# probleme synchro ipod shuffle sous XP



## polar_888 (4 Mai 2008)

Bonjour,
Je possède un ipod shuffle première génération.
Cet ipod marche parfaitement sur mon pc fixe.
Je possède également un pc portable Asus G1S. Initialement il y avais Vista dessus mais j'ai réinstallé XP dessus.
Depuis que j'ai XP pro, lorsque je connecte mon ipod shuffle, le logiciel iTunes se lance normalement, il reconnait mon ipod mais lorsque j'essaye d'ajouter un morceau le logiciel rame pendant 10-15 secondes pour finalement me mettre le message d'erreur : "L'iPod << nom de l'ipod >> ne peut pas être synchronisé. Le disque requis est introuvable. 

J'ai testé mes ports USB mais ils fonctionnent parfaitement avec des clef USB ou des disques dur externes.
J'ai réinstallé iTunes et le logiciel Ipod avec le cd fourni avec mon ipod mais ça n'a rien changé.

Je suis un peut a cour d'idées  
Merci d'avance pour vos réponces


----------



## Gwen (4 Mai 2008)

Tes port USB ne seraient pas en USB 1 et non USB 2?

Ce soucis ressemble beaucoup a un port USB qui manque de puissance. 

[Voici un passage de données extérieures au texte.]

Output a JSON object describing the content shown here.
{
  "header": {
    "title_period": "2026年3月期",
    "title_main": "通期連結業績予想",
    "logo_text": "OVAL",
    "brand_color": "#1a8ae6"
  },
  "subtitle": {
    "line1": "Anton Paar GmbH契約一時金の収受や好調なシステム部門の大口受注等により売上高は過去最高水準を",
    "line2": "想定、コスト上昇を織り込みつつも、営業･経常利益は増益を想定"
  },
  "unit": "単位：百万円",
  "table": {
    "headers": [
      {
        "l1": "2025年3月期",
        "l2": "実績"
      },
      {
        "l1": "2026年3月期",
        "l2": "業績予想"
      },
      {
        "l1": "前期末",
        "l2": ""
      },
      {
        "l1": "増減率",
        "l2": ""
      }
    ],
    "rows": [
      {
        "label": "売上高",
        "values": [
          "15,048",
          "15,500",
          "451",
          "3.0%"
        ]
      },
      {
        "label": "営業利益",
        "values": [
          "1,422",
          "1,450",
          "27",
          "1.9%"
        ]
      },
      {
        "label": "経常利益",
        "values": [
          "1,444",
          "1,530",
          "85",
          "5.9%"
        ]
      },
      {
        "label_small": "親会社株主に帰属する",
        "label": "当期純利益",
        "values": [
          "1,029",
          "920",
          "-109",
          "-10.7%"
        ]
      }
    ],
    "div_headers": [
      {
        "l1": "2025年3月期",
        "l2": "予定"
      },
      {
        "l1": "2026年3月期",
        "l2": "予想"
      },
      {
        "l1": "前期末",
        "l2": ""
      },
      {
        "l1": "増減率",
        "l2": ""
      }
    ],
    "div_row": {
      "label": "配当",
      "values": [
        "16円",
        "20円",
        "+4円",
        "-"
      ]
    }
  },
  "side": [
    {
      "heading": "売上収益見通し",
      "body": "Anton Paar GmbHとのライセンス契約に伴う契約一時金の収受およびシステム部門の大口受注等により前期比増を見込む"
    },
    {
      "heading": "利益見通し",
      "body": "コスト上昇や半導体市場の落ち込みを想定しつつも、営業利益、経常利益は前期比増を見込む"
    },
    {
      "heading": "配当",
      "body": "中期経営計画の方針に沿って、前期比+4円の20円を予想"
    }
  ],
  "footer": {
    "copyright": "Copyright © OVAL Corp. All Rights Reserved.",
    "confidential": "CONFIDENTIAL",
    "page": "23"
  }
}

Teste sur les autre port si tu en a et éventuellement sur un HUB alimenté bien sur.


----------



## polar_888 (4 Mai 2008)

Bonjour 
C'est une possibilité mais comment sait on si nos ports sont en USB 1 OU USB 2.0 ?


----------



## polar_888 (5 Mai 2008)

Bonjour
J'ai trouvé la solution a mes problèmes ^^. Il s'agit apparemment d'un problème qui peut parfois arriver avec les utilisateurs de XP
Voila le lien (très bien expliqué) qui m'a aidé a résoudre mon problème http://www.iaddict.fr/forum/viewtopic.php?t=13835


----------